Damit aus der Idee keine Schnapsidee wird, hat er sich starke Unterstützung aus Deutschland mit ins Team geholt, mit Gero Graf an der Spitze. Der Drivy-Geschäftsführer Deutschland war zuvor sechs Jahre lang bei Google in London für den Bereich Strategische Partnerschaften verantwortlich und verrät nun seine Ziele: "Mit Berlin und Hamburg haben wir den ersten großen Schritt gemacht. Eines unserer Kernziele ist es, unsere Vermieter wie Mieter aktiv zu unterstützen. Diese Präsenz ist unabdingbar bei einem Modell, das von einer aktiven Community lebt." Vor kurzem erst ist die bayrische Landeshauptstadt München hinzugewonnen worden. Allerdings ist Drivy schon jetzt in ganz Deutschland verstreut vertreten.

Doch wie funktioniert das Ganze eigentlich? Und vor allem: Wie sicher ist das? Ganz zu Anfang steht die kostenlose Registrierung auf der Website oder der Smartphone-Applikation. Dort fällt direkt auf, dass das Mindestalter 21 Jahre beträgt und der Führerschein mindestens zwei Jahre alt sein muss. Grundvoraussetzung ist aber nicht nur ein geeignetes Baujahr des Mieters oder das Führerscheinalter, sondern der Besitz einer Kreditkarte. Denn bei Drivy kann und darf nur online bezahlt werden. Der Grund dafür liegt in der Versicherung, die nur diese Art der Zahlung akzeptiert. Was zum nächsten Punkt führt, der Absicherung von Mieter und Vermieter.

Einfach formuliert tritt für die vereinbarte Mietdauer bei Diebstahl oder Beschädigung nicht etwa die Versicherung des Vermieters ein, sondern eine eigens entwickelte Ad-hoc-Versicherung der Allianz. Sie deckt sowohl Haftpflicht-, als auch Teil- und Vollkaskoversicherung mit Selbstbeteiligung in Höhe von bis zu 800 Euro ab - diese kann auch reduziert werden. Zudem ist der Mieter durch einen integrierten Schutzbrief rundum abgesichert, ein 24 Stunden Pannendienst steht außerdem kostenlos zur Verfügung. Diese spezielle Versicherung deckt Autos mit einem Wert bis zu 45.000 Euro ab. Für die Reinigung am Ende der Mietdauer ist der Mieter zuständig. Kommt es zu groben Verschmutzungen, die nur durch professionelle Fachkräfte gesäubert werden können, können zusätzliche Kosten anfallen.

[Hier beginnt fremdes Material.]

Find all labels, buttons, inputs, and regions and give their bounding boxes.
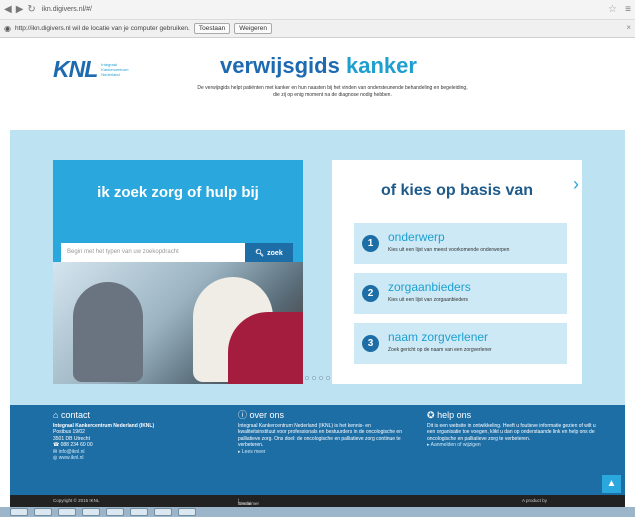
taskbar-button[interactable] xyxy=(58,508,76,516)
taskbar-button[interactable] xyxy=(130,508,148,516)
bookmark-star-icon[interactable]: ☆ xyxy=(608,4,617,15)
logo-subtext: Integraal Kankercentrum Nederland xyxy=(101,62,129,77)
search-panel-title: ik zoek zorg of hulp bij xyxy=(97,184,259,201)
close-icon[interactable]: × xyxy=(626,23,631,32)
site-header: KNL Integraal Kankercentrum Nederland ve… xyxy=(10,38,625,130)
option-desc: Kies uit een lijst van zorgaanbieders xyxy=(388,297,469,303)
menu-icon[interactable]: ≡ xyxy=(625,4,631,15)
footer-help: ✪ help ons Dit is een website in ontwikk… xyxy=(427,410,602,449)
website-link[interactable]: www.iknl.nl xyxy=(59,455,84,461)
taskbar-button[interactable] xyxy=(154,508,172,516)
footer-contact: ⌂ contact Integraal Kankercentrum Nederl… xyxy=(53,410,203,462)
geolocation-infobar: ◉ http://ikn.digivers.nl wil de locatie … xyxy=(0,20,635,38)
option-onderwerp[interactable]: 1 onderwerp Kies uit een lijst van meest… xyxy=(354,223,567,264)
intro-text: De verwijsgids helpt patiënten met kanke… xyxy=(197,85,468,98)
option-label: onderwerp xyxy=(388,230,445,244)
option-number: 1 xyxy=(362,235,379,252)
option-desc: Zoek gericht op de naam van een zorgverl… xyxy=(388,347,492,353)
forward-icon[interactable]: ▶ xyxy=(16,4,24,15)
search-button[interactable]: 🔍︎ zoek xyxy=(245,243,293,263)
option-naam-zorgverlener[interactable]: 3 naam zorgverlener Zoek gericht op de n… xyxy=(354,323,567,364)
info-icon: ⓘ xyxy=(238,410,248,420)
about-text: Integraal Kankercentrum Nederland (IKNL)… xyxy=(238,422,402,449)
hero-photo xyxy=(53,262,303,384)
carousel-dot[interactable] xyxy=(305,376,309,380)
help-icon: ✪ xyxy=(427,410,435,420)
location-icon: ◉ xyxy=(4,24,11,33)
allow-button[interactable]: Toestaan xyxy=(193,23,231,34)
home-icon: ⌂ xyxy=(53,410,59,420)
taskbar-button[interactable] xyxy=(34,508,52,516)
option-label: naam zorgverlener xyxy=(388,330,489,344)
choose-panel-title: of kies op basis van xyxy=(380,182,534,199)
carousel-dot[interactable] xyxy=(312,376,316,380)
taskbar-button[interactable] xyxy=(106,508,124,516)
disclaimer-link[interactable]: Disclaimer | versie 1.2 xyxy=(238,498,259,511)
carousel-dots xyxy=(305,376,330,380)
email-link[interactable]: info@iknl.nl xyxy=(59,449,85,455)
register-link[interactable]: ▸ Aanmelden of wijzigen xyxy=(427,442,602,449)
help-text: Dit is een website in ontwikkeling. Heef… xyxy=(427,422,596,442)
scroll-top-button[interactable]: ▲ xyxy=(602,475,621,493)
carousel-dot[interactable] xyxy=(319,376,323,380)
option-number: 2 xyxy=(362,285,379,302)
option-desc: Kies uit een lijst van meest voorkomende… xyxy=(388,247,510,253)
reload-icon[interactable]: ↻ xyxy=(27,4,35,15)
read-more-link[interactable]: ▸ Lees meer xyxy=(238,449,403,456)
option-zorgaanbieders[interactable]: 2 zorgaanbieders Kies uit een lijst van … xyxy=(354,273,567,314)
back-icon[interactable]: ◀ xyxy=(4,4,12,15)
os-taskbar xyxy=(0,507,635,517)
url-field[interactable]: ikn.digivers.nl/#/ xyxy=(42,6,92,13)
geolocation-message: http://ikn.digivers.nl wil de locatie va… xyxy=(14,25,190,32)
option-label: zorgaanbieders xyxy=(388,280,471,294)
footer-about: ⓘ over ons Integraal Kankercentrum Neder… xyxy=(238,410,403,456)
footer-about-heading: ⓘ over ons xyxy=(238,410,285,420)
title-part2: kanker xyxy=(345,53,417,78)
option-number: 3 xyxy=(362,335,379,352)
site-footer: ⌂ contact Integraal Kankercentrum Nederl… xyxy=(10,405,625,495)
phone-number: 088 234 60 00 xyxy=(60,442,93,448)
nav-buttons: ◀ ▶ ↻ xyxy=(4,4,36,15)
search-panel: ik zoek zorg of hulp bij Begin met het t… xyxy=(53,160,303,384)
carousel-dot[interactable] xyxy=(326,376,330,380)
org-name: Integraal Kankercentrum Nederland (IKNL) xyxy=(53,422,155,429)
page-title: verwijsgids kanker xyxy=(220,53,417,79)
phone-icon: ☎ xyxy=(53,442,61,448)
footer-contact-heading: ⌂ contact xyxy=(53,410,90,420)
choose-panel: of kies op basis van 1 onderwerp Kies ui… xyxy=(332,160,582,384)
hero-section: ‹ ik zoek zorg of hulp bij Begin met het… xyxy=(10,130,625,405)
title-part1: verwijsgids xyxy=(220,53,340,78)
product-by-text: A product by xyxy=(522,498,548,503)
taskbar-button[interactable] xyxy=(178,508,196,516)
taskbar-button[interactable] xyxy=(10,508,28,516)
browser-window: ◀ ▶ ↻ ikn.digivers.nl/#/ ☆ ≡ ◉ http://ik… xyxy=(0,0,635,517)
footer-help-heading: ✪ help ons xyxy=(427,410,472,420)
taskbar-button[interactable] xyxy=(82,508,100,516)
next-arrow-icon[interactable]: › xyxy=(573,174,579,195)
logo-text: KNL xyxy=(53,56,98,82)
iknl-logo[interactable]: KNL Integraal Kankercentrum Nederland xyxy=(53,56,141,83)
search-input[interactable]: Begin met het typen van uw zoekopdracht xyxy=(61,243,245,263)
address-bar: ◀ ▶ ↻ ikn.digivers.nl/#/ ☆ ≡ xyxy=(0,0,635,20)
patient-figure xyxy=(73,282,143,382)
copyright-text: Copyright © 2015 IKNL xyxy=(53,498,100,503)
search-button-label: zoek xyxy=(267,249,283,257)
person-figure xyxy=(228,312,303,384)
footer-bottom-bar: Copyright © 2015 IKNL Disclaimer | versi… xyxy=(10,495,625,511)
deny-button[interactable]: Weigeren xyxy=(234,23,272,34)
search-icon: 🔍︎ xyxy=(255,250,265,257)
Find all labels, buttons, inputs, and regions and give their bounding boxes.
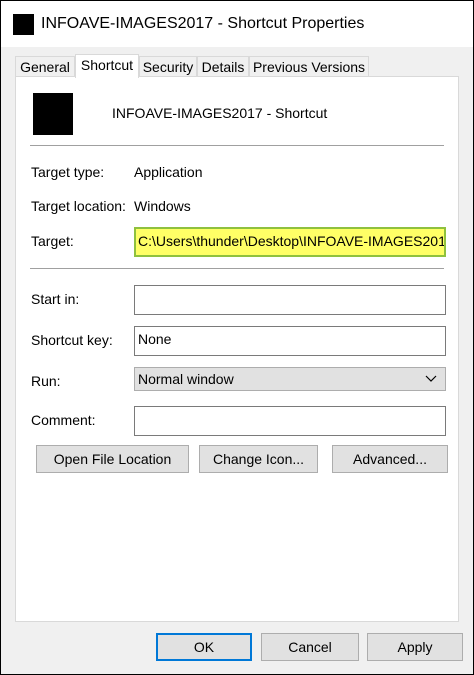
- shortcut-app-icon: [13, 14, 34, 35]
- run-selected-value: Normal window: [138, 371, 234, 387]
- properties-dialog: INFOAVE-IMAGES2017 - Shortcut Properties…: [0, 0, 474, 675]
- target-input[interactable]: C:\Users\thunder\Desktop\INFOAVE-IMAGES2…: [134, 227, 446, 257]
- window-title: INFOAVE-IMAGES2017 - Shortcut Properties: [41, 15, 365, 32]
- tab-general[interactable]: General: [15, 56, 75, 76]
- shortcut-tab-panel: INFOAVE-IMAGES2017 - Shortcut Target typ…: [15, 76, 459, 622]
- shortcut-large-icon: [33, 93, 73, 135]
- cancel-button[interactable]: Cancel: [261, 633, 359, 661]
- target-location-label: Target location:: [31, 198, 126, 214]
- target-type-label: Target type:: [31, 164, 105, 180]
- tab-previous-versions[interactable]: Previous Versions: [249, 56, 369, 76]
- open-file-location-button[interactable]: Open File Location: [36, 445, 189, 473]
- change-icon-button[interactable]: Change Icon...: [199, 445, 318, 473]
- shortcut-key-input[interactable]: None: [134, 326, 446, 356]
- divider-top: [30, 145, 444, 146]
- target-type-value: Application: [134, 164, 203, 180]
- comment-label: Comment:: [31, 412, 96, 428]
- advanced-button[interactable]: Advanced...: [332, 445, 448, 473]
- shortcut-key-label: Shortcut key:: [31, 332, 113, 348]
- chevron-down-icon: [425, 368, 437, 390]
- apply-button[interactable]: Apply: [367, 633, 463, 661]
- title-bar[interactable]: INFOAVE-IMAGES2017 - Shortcut Properties: [1, 1, 473, 47]
- run-select[interactable]: Normal window: [134, 367, 446, 391]
- run-label: Run:: [31, 373, 61, 389]
- start-in-label: Start in:: [31, 291, 80, 307]
- target-location-value: Windows: [134, 198, 191, 214]
- tab-details[interactable]: Details: [197, 56, 249, 76]
- ok-button[interactable]: OK: [156, 633, 252, 661]
- shortcut-name: INFOAVE-IMAGES2017 - Shortcut: [112, 105, 328, 121]
- divider-middle: [30, 268, 444, 269]
- comment-input[interactable]: [134, 406, 446, 436]
- tab-security[interactable]: Security: [139, 56, 197, 76]
- target-label: Target:: [31, 233, 74, 249]
- tab-shortcut[interactable]: Shortcut: [75, 54, 139, 78]
- start-in-input[interactable]: [134, 285, 446, 315]
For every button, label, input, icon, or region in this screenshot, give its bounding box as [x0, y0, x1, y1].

Vor der endgültigen Miete des Privatwagens, der im Optimalfall dem Nachbarn oder einem in Wurfdistanz wohnenden Fahrzeugbesitzer gehört, muss noch die Kilometeranzahl geschätzt werden, die während der Mietdauer zurückgelegt wird. Wird mehr gefahren, muss nachgezahlt werden. Wird weniger gefahren, gibt es eine Rückzahlung. Die Tankfüllung gehört nicht zum Mietvertrag hinzu, soll heißen, das Fahrzeug sollte mit der gleichen Spritmenge wieder abgegeben werden, die es zuvor hatte. Dass an dem Gesamtvorgang nicht nur der Vermieter des im Schnitt 30 Euro pro Tag teuren Fahrzeugs verdient, ist klar. 70 Prozent des Mietbetrags bekommt der Vermieter, die übrigen 30 Prozent decken die Kosten für die Versicherung und das Betreiben der Website ab. Wer sein eigenes Auto innerhalb eines Monats also nur selten benötigt, kann mithilfe von Drivy nicht nur anderen Menschen eine Freude machen, sondern auch knapp 1.000 Euro nebenher verdienen. Und das ganz legal und ohne große Risiken.